BACKGROUND: CEMIP is a novel risk factor of various cancers through activating Wnt/ß-catenin /epithelial-mesenchymal transition between epithelial cells and stroma. The chronic fibrosis commonly contributes renal carcinogenesis in patients with obesity. As there have very few choices of medicines targeting CEMIP. This study intended to design therapeutic DNA vaccines for nephropathy in obesity, through diminishing the CEMIP/Wnt1/ß-catenin pathway. METHOD: In an 8-week experiment, plasmid-encoding CEMIP was vaccinated into high-fat diet (HFD) or obesity mice in the first 4 weeks, and then vaccination was stopped for at least 4 weeks. Then, plasma and spleens were harvested to evaluate anti-CEMIP antibody synthesis and T-helper type 1 and 2 activation after vaccination. Kidneys were collected to investigate efficacy of CEMIP DNA vaccine on inhibiting HFD and obesity-induced fibrosis and Wnt1/ß-catenin pathway. To confirm that CEMIP crucially contributed towards fibrotic formation, CEMIP gene or siRNA transfection was performed in HK-2 cells under VLDL stimulation, or not. RESULTS: At the end point, anti-CEMIP antibody was successfully produced in the pcDNA 3.1-CEMIP vaccinated group, while Wnt1/ß-catenin signaling and fibrosis was inactive. Through VLDL stimulation and CEMIP overexpression, Wnt1/ß-catenin signaling and fibrosis significantly presented in vitro. Otherwise, anti-sera of CEMIP-vaccinated mice could inhibit the VLDL-induced Wnt1/ß-catenin/fibrosis pathway in HK-2 cells.
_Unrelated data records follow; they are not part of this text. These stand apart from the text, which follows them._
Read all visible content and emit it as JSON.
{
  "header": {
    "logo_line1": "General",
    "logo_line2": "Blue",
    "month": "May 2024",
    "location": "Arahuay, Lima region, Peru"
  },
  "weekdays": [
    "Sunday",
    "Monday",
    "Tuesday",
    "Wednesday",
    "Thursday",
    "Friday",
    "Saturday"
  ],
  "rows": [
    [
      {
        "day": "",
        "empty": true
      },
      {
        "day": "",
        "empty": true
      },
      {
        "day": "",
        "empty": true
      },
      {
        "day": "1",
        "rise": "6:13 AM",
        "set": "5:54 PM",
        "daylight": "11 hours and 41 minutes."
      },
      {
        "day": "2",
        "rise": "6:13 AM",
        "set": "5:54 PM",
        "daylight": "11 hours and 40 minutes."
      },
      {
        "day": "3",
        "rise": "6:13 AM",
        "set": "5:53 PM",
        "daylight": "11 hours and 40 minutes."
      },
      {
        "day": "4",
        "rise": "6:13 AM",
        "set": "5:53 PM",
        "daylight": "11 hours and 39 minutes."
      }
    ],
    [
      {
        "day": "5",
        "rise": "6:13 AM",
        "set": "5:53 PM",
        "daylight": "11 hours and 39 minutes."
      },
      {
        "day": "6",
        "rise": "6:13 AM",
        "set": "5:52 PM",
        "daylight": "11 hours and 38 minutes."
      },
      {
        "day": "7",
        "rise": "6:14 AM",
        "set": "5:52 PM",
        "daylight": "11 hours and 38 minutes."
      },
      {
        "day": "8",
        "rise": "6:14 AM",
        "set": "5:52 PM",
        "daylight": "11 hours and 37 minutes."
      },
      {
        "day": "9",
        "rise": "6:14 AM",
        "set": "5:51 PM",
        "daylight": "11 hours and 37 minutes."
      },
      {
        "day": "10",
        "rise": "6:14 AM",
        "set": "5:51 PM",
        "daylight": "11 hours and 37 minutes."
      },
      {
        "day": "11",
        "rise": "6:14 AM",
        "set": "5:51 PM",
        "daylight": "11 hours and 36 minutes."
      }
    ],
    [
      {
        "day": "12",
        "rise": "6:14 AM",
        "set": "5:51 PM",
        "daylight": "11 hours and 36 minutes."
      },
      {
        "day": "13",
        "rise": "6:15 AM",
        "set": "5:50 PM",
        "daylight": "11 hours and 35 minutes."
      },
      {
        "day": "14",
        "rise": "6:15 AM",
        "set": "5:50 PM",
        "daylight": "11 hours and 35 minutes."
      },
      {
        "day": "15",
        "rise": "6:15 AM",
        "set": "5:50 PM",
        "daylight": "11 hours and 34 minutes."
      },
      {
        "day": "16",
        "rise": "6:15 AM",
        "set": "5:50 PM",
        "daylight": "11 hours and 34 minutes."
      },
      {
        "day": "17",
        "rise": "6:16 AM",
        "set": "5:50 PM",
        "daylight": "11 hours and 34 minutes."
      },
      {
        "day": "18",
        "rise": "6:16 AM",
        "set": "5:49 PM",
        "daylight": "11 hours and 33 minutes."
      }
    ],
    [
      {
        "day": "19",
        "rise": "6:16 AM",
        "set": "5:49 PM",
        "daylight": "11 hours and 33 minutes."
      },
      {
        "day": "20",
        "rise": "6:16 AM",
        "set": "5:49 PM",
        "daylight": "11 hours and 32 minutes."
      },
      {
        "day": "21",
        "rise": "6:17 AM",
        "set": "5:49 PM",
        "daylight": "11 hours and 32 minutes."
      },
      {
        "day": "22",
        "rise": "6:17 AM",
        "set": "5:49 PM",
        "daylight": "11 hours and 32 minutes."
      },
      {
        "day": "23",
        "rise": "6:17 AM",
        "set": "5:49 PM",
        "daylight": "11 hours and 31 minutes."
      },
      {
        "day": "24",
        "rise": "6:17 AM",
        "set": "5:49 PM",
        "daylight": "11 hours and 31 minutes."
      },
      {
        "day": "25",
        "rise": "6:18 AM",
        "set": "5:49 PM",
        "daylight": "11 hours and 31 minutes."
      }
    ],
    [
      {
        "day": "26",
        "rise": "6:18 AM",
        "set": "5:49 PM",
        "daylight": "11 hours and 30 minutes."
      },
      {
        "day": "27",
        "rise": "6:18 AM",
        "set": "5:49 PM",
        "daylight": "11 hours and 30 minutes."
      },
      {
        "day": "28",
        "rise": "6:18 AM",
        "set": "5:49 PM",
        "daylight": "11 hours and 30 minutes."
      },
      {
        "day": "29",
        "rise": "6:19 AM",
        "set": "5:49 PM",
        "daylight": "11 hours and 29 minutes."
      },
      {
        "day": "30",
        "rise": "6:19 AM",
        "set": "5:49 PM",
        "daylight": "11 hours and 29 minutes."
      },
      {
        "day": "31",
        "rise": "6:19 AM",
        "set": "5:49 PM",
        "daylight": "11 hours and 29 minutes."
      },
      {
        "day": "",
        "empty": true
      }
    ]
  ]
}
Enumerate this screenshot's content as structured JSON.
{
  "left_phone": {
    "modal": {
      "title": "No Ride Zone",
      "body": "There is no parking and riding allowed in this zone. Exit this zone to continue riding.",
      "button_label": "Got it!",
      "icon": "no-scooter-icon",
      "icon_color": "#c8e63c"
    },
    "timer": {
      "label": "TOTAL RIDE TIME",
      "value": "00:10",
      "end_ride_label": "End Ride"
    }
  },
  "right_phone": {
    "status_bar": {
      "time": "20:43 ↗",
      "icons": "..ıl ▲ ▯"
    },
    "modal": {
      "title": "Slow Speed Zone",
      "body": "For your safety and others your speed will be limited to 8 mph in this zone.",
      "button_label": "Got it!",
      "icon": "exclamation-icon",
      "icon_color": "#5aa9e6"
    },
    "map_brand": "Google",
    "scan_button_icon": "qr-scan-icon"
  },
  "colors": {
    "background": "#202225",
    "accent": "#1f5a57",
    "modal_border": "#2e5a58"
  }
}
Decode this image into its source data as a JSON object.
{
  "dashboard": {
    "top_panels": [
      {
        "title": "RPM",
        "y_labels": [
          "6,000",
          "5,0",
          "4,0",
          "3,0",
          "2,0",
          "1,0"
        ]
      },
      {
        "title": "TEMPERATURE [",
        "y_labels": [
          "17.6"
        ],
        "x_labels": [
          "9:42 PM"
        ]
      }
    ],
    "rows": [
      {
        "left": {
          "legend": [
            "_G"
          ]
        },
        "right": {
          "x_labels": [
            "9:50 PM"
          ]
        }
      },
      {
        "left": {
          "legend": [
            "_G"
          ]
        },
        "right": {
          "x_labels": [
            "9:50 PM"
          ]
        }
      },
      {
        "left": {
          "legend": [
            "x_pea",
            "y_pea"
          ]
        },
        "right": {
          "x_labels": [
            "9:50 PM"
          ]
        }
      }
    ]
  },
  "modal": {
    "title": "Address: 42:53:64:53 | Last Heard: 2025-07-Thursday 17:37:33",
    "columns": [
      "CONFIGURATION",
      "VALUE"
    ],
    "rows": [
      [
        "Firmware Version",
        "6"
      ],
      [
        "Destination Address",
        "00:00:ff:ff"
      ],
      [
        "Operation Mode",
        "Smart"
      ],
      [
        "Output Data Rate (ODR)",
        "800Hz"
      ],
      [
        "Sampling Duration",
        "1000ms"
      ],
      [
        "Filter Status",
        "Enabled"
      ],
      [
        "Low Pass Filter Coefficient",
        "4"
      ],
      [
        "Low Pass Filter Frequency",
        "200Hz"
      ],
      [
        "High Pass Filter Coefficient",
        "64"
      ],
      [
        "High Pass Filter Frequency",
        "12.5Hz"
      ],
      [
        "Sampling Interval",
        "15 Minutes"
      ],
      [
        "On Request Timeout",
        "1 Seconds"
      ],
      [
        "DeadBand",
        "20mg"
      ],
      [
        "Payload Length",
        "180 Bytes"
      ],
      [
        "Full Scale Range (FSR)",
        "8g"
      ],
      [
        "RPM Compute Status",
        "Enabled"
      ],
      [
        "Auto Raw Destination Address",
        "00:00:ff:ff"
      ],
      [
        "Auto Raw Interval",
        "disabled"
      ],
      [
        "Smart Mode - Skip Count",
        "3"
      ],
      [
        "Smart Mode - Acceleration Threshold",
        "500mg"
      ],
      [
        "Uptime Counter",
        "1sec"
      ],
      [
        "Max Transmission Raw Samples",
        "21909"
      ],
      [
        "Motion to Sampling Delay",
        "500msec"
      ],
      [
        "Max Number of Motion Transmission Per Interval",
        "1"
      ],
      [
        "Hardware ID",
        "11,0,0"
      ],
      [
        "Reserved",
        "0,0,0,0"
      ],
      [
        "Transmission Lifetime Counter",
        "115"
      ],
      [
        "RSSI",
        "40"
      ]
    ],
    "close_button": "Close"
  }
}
Similarly, the silencing of CEMIP by siRNA ameliorated the Wnt1/ß-catenin pathway and fibrogenesis under VLDL stimulation. CONCLUSION: DNA vaccine targeting CEMIP/Wnt1/ß-catenin pathway plays a novel strategy in nephropathy. GENERAL SIGNIFICANCE: Immune therapy might provide a new therapeutic option on nephropathy of obesity.